The 500’s gauge cluster features one binnacle with a tachometer being the largest, with a smaller speedometer inside that, with an LCD display at the center. It’s a little unconventional, but fairly easy to get used to. I was disappointed that on the Sport, Fiat chose a rather plain, nondescript font for the numbers on the dials instead of the cool retro font I saw on our 500C. In the 500, the driver sits up high, sort of like in the original Saab 900. The Sport seats were comfortable and well-bolstered. The small, one-line LCD stereo display is only capable of displaying a limited amount of info, especially when you are tuned to SiriusXM satellite radio. Without a proper center armrest/console, the 500 lacks any option to conceal any belongings except for the glovebox. To make matters worse, the glovebox of our test car was already half full with an optional TomTom GPS navigation unit that pops into a port on top of the dash. It is easily the worst GPS unit I have ever come upon, and was essentially useless.
The 500 Sport is powered by a 1.4L four cylinder rated at 101hp. So no, you’re not going to impress the guys at Muscle Car night. But the 500 fires up with a hint of attitude, and equipped with our car’s standard 5-speed manual transmission, the car was a pleasure to scoot around town in, with just enough torque off the line and pep to enjoy yourself. On the highway you have to work the engine a bit, but it never complains, and the five-speed manual was a pleasure to shift. While I enjoyed our automatic-equipped 500C Lounge, the 500 Sport is easily my favorite, with quicker steering, firmed up suspension and the manual tranny making for a very rewarding experience at the wheel. And while I complained the 500C’s gas mileage was pretty unremarkable, our 500 Sport offered far more impressive EPA mileage figures of 30/38 MPG city/highway.
While the base Fiat 500 Pop starts at $15,500USD, the mid-range Sport with its appearance and handling enhancements start at $17,500. Standard equipment includes remote entry, cruise control, Bose stereo, Blue&Me hands-free communication, steering wheel audio controls, and trip computer. Our test car was optioned with the Safety & Convenience Package (auto climate control, alarm), Safety & Sound Package (SiriusXM satellite radio, and the gorgeous gray/brown interior), and the awful TomTom navigation. For the $400 Fiat is charging you for the nav, do yourself a favor and buy an iPhone. As equipped, and including destination charges, our Fiat 500 Sport cost a total of $19,000.

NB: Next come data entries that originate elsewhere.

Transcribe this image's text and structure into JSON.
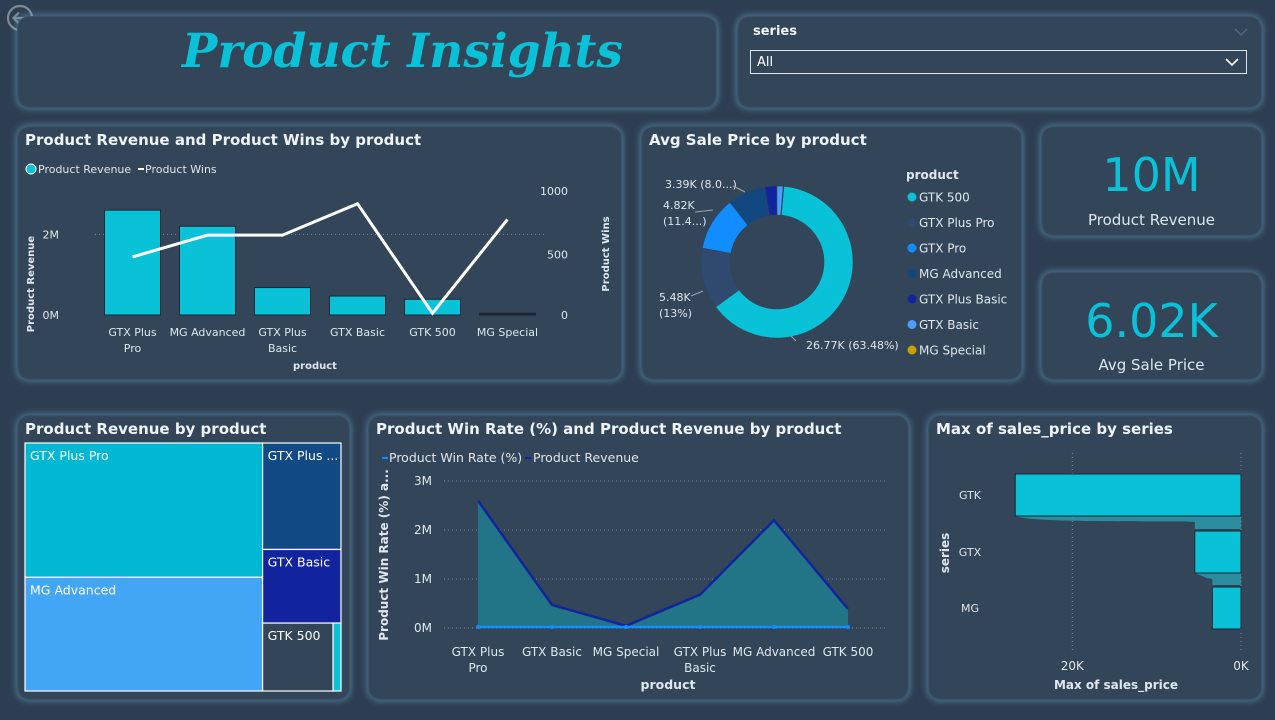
{
  "header": {
    "title": "Product Insights"
  },
  "back_icon": "arrow-left-circle-icon",
  "slicer": {
    "label": "series",
    "selected": "All",
    "chevron": "chevron-down-icon"
  },
  "colors": {
    "accent": "#0ac2d8",
    "bg": "#2e3e52",
    "card": "#334559",
    "dark_blue": "#12239e",
    "mid_blue": "#1a4f8a"
  },
  "kpis": [
    {
      "value": "10M",
      "label": "Product Revenue"
    },
    {
      "value": "6.02K",
      "label": "Avg Sale Price"
    }
  ],
  "chart_data": [
    {
      "type": "bar+line",
      "title": "Product Revenue and Product Wins by product",
      "xlabel": "product",
      "ylabel": "Product Revenue",
      "y2label": "Product Wins",
      "legend": [
        "Product Revenue",
        "Product Wins"
      ],
      "categories": [
        "GTX Plus Pro",
        "MG Advanced",
        "GTX Plus Basic",
        "GTX Basic",
        "GTK 500",
        "MG Special"
      ],
      "series": [
        {
          "name": "Product Revenue",
          "values": [
            2600000,
            2200000,
            680000,
            470000,
            390000,
            44000
          ]
        },
        {
          "name": "Product Wins",
          "values": [
            480,
            660,
            660,
            920,
            15,
            790
          ]
        }
      ],
      "y_ticks": [
        "0M",
        "2M"
      ],
      "y2_ticks": [
        "0",
        "500",
        "1000"
      ],
      "ylim": [
        0,
        3000000
      ],
      "y2lim": [
        0,
        1000
      ]
    },
    {
      "type": "pie",
      "title": "Avg Sale Price by product",
      "legend_title": "product",
      "legend": [
        "GTK 500",
        "GTX Plus Pro",
        "GTX Pro",
        "MG Advanced",
        "GTX Plus Basic",
        "GTX Basic",
        "MG Special"
      ],
      "values": [
        26770,
        5480,
        4820,
        3390,
        1090,
        550,
        55
      ],
      "labels": [
        "26.77K (63.48%)",
        "5.48K (13%)",
        "4.82K (11.4...)",
        "3.39K (8.0...)",
        "",
        "",
        ""
      ],
      "colors": [
        "#0ac2d8",
        "#2f4a6e",
        "#118dff",
        "#12477f",
        "#12239e",
        "#4a9eff",
        "#c8a300"
      ]
    },
    {
      "type": "treemap",
      "title": "Product Revenue by product",
      "categories": [
        "GTX Plus Pro",
        "MG Advanced",
        "GTX Plus Basic",
        "GTX Basic",
        "GTK 500",
        "MG Special"
      ],
      "labels": [
        "GTX Plus Pro",
        "MG Advanced",
        "GTX Plus ...",
        "GTX Basic",
        "GTK 500",
        ""
      ],
      "values": [
        2600000,
        2200000,
        680000,
        470000,
        390000,
        44000
      ]
    },
    {
      "type": "area",
      "title": "Product Win Rate (%) and Product Revenue by product",
      "xlabel": "product",
      "ylabel": "Product Win Rate (%) a...",
      "legend": [
        "Product Win Rate (%)",
        "Product Revenue"
      ],
      "categories": [
        "GTX Plus Pro",
        "GTX Basic",
        "MG Special",
        "GTX Plus Basic",
        "MG Advanced",
        "GTK 500"
      ],
      "series": [
        {
          "name": "Product Revenue",
          "values": [
            2600000,
            470000,
            44000,
            680000,
            2200000,
            390000
          ]
        },
        {
          "name": "Product Win Rate (%)",
          "values": [
            0.65,
            0.62,
            0.63,
            0.63,
            0.64,
            0.63
          ]
        }
      ],
      "y_ticks": [
        "0M",
        "1M",
        "2M",
        "3M"
      ],
      "ylim": [
        0,
        3000000
      ]
    },
    {
      "type": "bar",
      "title": "Max of sales_price by series",
      "xlabel": "Max of sales_price",
      "ylabel": "series",
      "categories": [
        "GTK",
        "GTX",
        "MG"
      ],
      "values": [
        26770,
        5480,
        3390
      ],
      "x_ticks": [
        "20K",
        "0K"
      ],
      "xlim": [
        0,
        30000
      ]
    }
  ]
}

For buyers seeking a low-cost, frugal sub-compact car, the choices seem to be multiplying year by year, while in the past North American buyers seeking such a car were met with very limited choices, and not particularly great choices at that. But with the Fiat 500, we have a very good, and quite interesting choice. For sure, you can make your case that the Honda Fit or Nissan Versa offers far more practicality, and I would agree with you. For a subcompact driver’s car, the Mazda2 is a compelling, and cheaper alternative. Yet none of these cars come close to the charisma and character the 500 Sport has on tap. And compared to the equally charismatic MINI Cooper, the 500 is an absolute steal. In sum, you would be hard-pressed to find a car packing so much fun and personality at this price than the Fiat 500.
Sure, first year sales fell far short of Fiat’s expectations. But as any Italian will tell you, the perfect tomato sauce takes time, and being a newcomer in North America, the recipe for success is right, it will just take time.